Pete Rock & CL Smooth debuted with an EP in 1991 followed by the LP Mecca and the Soul Brother in 1992 which included the classic “They Reminisce Over You (T.R.O.Y.)” dedicated to Trouble T Roy who was a dancer for Heavy D. The LP charted as high as #42 on the Billboard 200, but Pete Rock & CL Smooth never enjoyed much in the way of commercial success. Their next LP, The Main Ingredient, was released in 1994 and was the end of the duo’s output.

Cover art for Naughty by Nature’s debut LP.

Commercial success did not, however, miss Naughty by Nature out of East Orange, New Jersey. On their debut (under this new name) eponymous LP, Treach, Vin Rock, and DJ Kay Gee used the call-and-response hit “O.P.P.” to cash in. They followed that formula up with “Hip Hop Hooray” on 19 Naughty III, but the self-titled album bore them another hit first, “Ghetto Bastard”, and the group went platinum.

Further to the subject of rap Grammy awards previously explored in this series, Naughty by Nature won Best Rap Album for Poverty’s Paradise in 1996, the first time the award was offered in the Rap Album category. It should be noted that Skee-Lo (he of “I Wish” fame) was also nominated, but Naughty took home the award over stellar efforts from 2Pac and Ol’ Dirty Bastard.

There being no reasonable argument to the contrary, the Geto Boys released one of the greatest rap songs of all time in 1991 with “Mind Playing Tricks On Me” from We Can’t Be Stopped.
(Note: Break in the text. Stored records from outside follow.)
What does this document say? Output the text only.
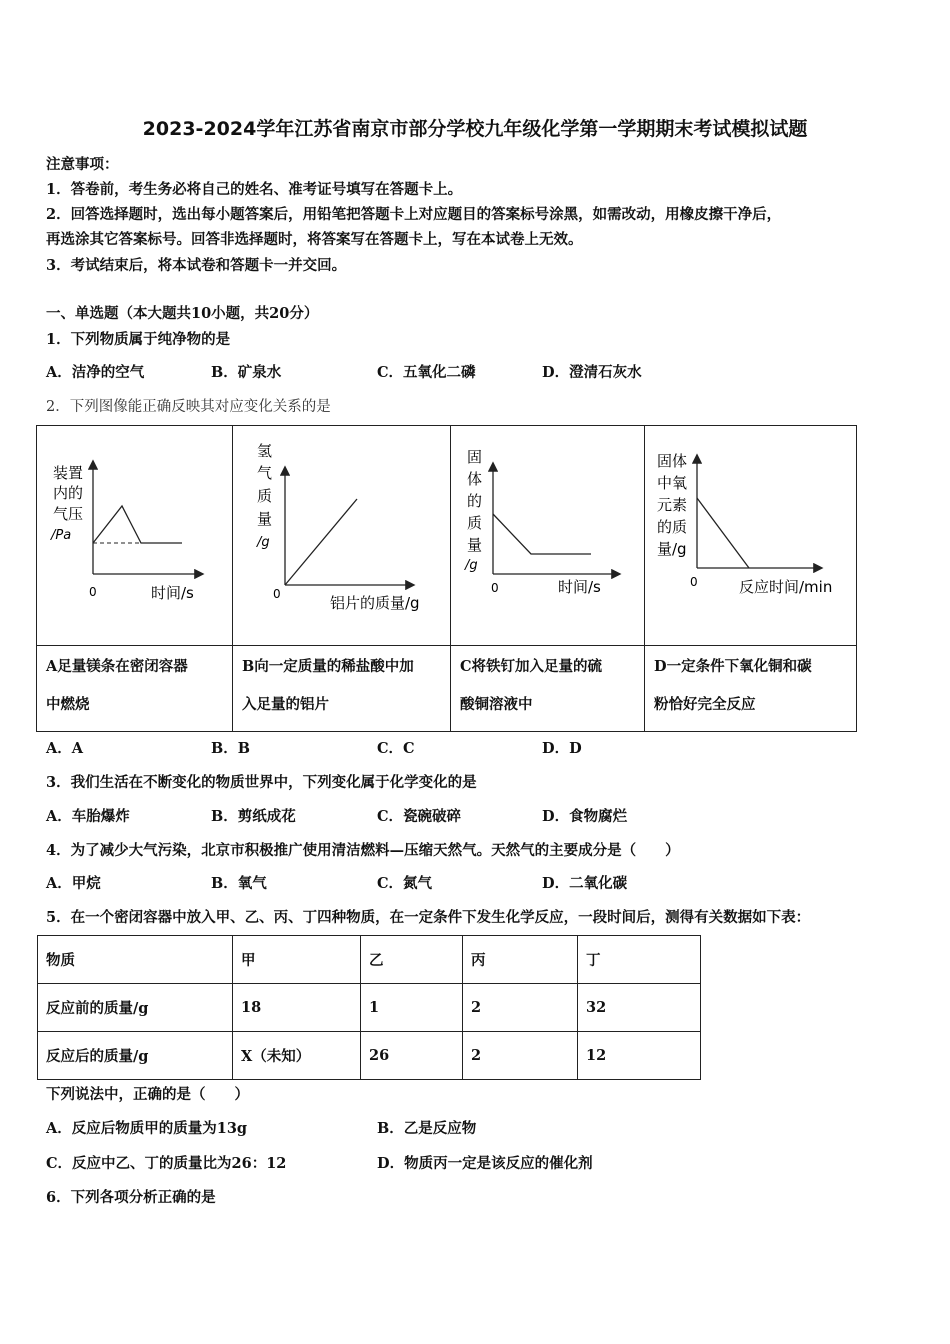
2023-2024学年江苏省南京市部分学校九年级化学第一学期期末考试模拟试题
注意事项：
1．答卷前，考生务必将自己的姓名、准考证号填写在答题卡上。
2．回答选择题时，选出每小题答案后，用铅笔把答题卡上对应题目的答案标号涂黑，如需改动，用橡皮擦干净后，
再选涂其它答案标号。回答非选择题时，将答案写在答题卡上，写在本试卷上无效。
3．考试结束后，将本试卷和答题卡一并交回。
一、单选题（本大题共10小题，共20分）
1．下列物质属于纯净物的是
A．洁净的空气	B．矿泉水	C．五氧化二磷	D．澄清石灰水
2．下列图像能正确反映其对应变化关系的是
装置
内的
气压
/Pa
0	时间/s
A足量镁条在密闭容器
中燃烧
氢
气
质
量
/g
0	铝片的质量/g
B向一定质量的稀盐酸中加
入足量的铝片
固
体
的
质
量
/g
0	时间/s
C将铁钉加入足量的硫
酸铜溶液中
固体
中氧
元素
的质
量/g
0	反应时间/min
D一定条件下氧化铜和碳
粉恰好完全反应
A．A	B．B	C．C	D．D
3．我们生活在不断变化的物质世界中，下列变化属于化学变化的是
A．车胎爆炸	B．剪纸成花	C．瓷碗破碎	D．食物腐烂
4．为了减少大气污染，北京市积极推广使用清洁燃料—压缩天然气。天然气的主要成分是（　　）
A．甲烷	B．氧气	C．氮气	D．二氧化碳
5．在一个密闭容器中放入甲、乙、丙、丁四种物质，在一定条件下发生化学反应，一段时间后，测得有关数据如下表：
物质	甲	乙	丙	丁
反应前的质量/g	18	1	2	32
反应后的质量/g	X（未知）	26	2	12
下列说法中，正确的是（　　）
A．反应后物质甲的质量为13g	B．乙是反应物
C．反应中乙、丁的质量比为26：12	D．物质丙一定是该反应的催化剂
6．下列各项分析正确的是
It took less than six months for the album to go platinum, as it was certified by RIAA in early 1992. Scarface managed to enjoy the most success outside of the Geto Boys. Real name Brad Jordan, Scarface is known not only for being an incredibly talented emcee, but for candidly discussing his own mental health struggles in interviews and in his lyrics.
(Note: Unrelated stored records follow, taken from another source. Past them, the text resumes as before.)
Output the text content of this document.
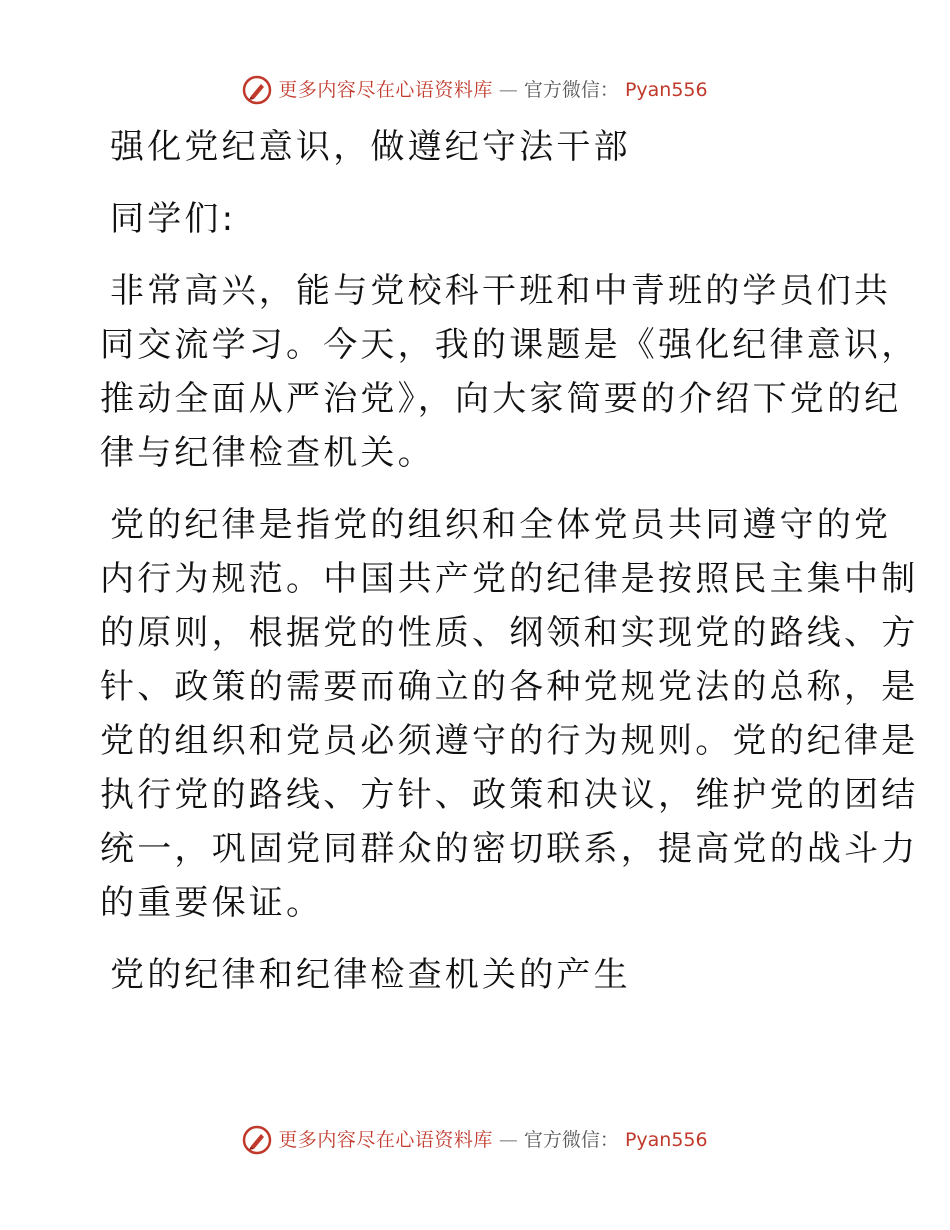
更多内容尽在心语资料库 — 官方微信： Pyan556
强化党纪意识，做遵纪守法干部
同学们:
非常高兴，能与党校科干班和中青班的学员们共
同交流学习。今天，我的课题是《强化纪律意识，
推动全面从严治党》，向大家简要的介绍下党的纪
律与纪律检查机关。
党的纪律是指党的组织和全体党员共同遵守的党
内行为规范。中国共产党的纪律是按照民主集中制
的原则，根据党的性质、纲领和实现党的路线、方
针、政策的需要而确立的各种党规党法的总称，是
党的组织和党员必须遵守的行为规则。党的纪律是
执行党的路线、方针、政策和决议，维护党的团结
统一，巩固党同群众的密切联系，提高党的战斗力
的重要保证。
党的纪律和纪律检查机关的产生
更多内容尽在心语资料库 — 官方微信： Pyan556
The Geto Boys helped to break the Houston and Southern hip hop scene nationwide. Unfortunately, label troubles with Rap-A-Lot records managed to keep Scarface, Bushwick Bill and Willie D from enjoying the true financial success they deserved for their contribution to hip hop. A 2015 attempt to revitalize their career and release an album via Kickstarter failed to meet its funding goal.

From whence the commercialism of Hammer and Vanilla Ice was followed by Naughty By Nature speaking candidly about poverty and the Geto Boys speaking about mental health, violence and more, thus came the Afro-centric Brand Nubian. In 1993, “Punks Jump Up to Get Beat Down” charted but murmurs of homophobia followed some of Sadat X’s lyrics, and later versions of the song had the offending lyrics omitted. Brand Nubian were part of an ‘alternative’ hip hop scene, not enjoying the ubiquity of the commercial rappers, but members of the group have been instrumental in the growth of hip hop for decades. Brand Nubian also contributed to the soundtrack of Menace II Society, a 1993 Hughes brothers film which complemented the earlier-mentioned Boyz N The Hood.

It is also worth mentioning Souls of Mischief, who in September 1993 released the album ’93 Til Infinity, along with the single of the same name. As the search for hip hop’s next big thing moved further and further west like the gold rush, A&R touched on Oakland and the hip hop collective of Hieroglyphics.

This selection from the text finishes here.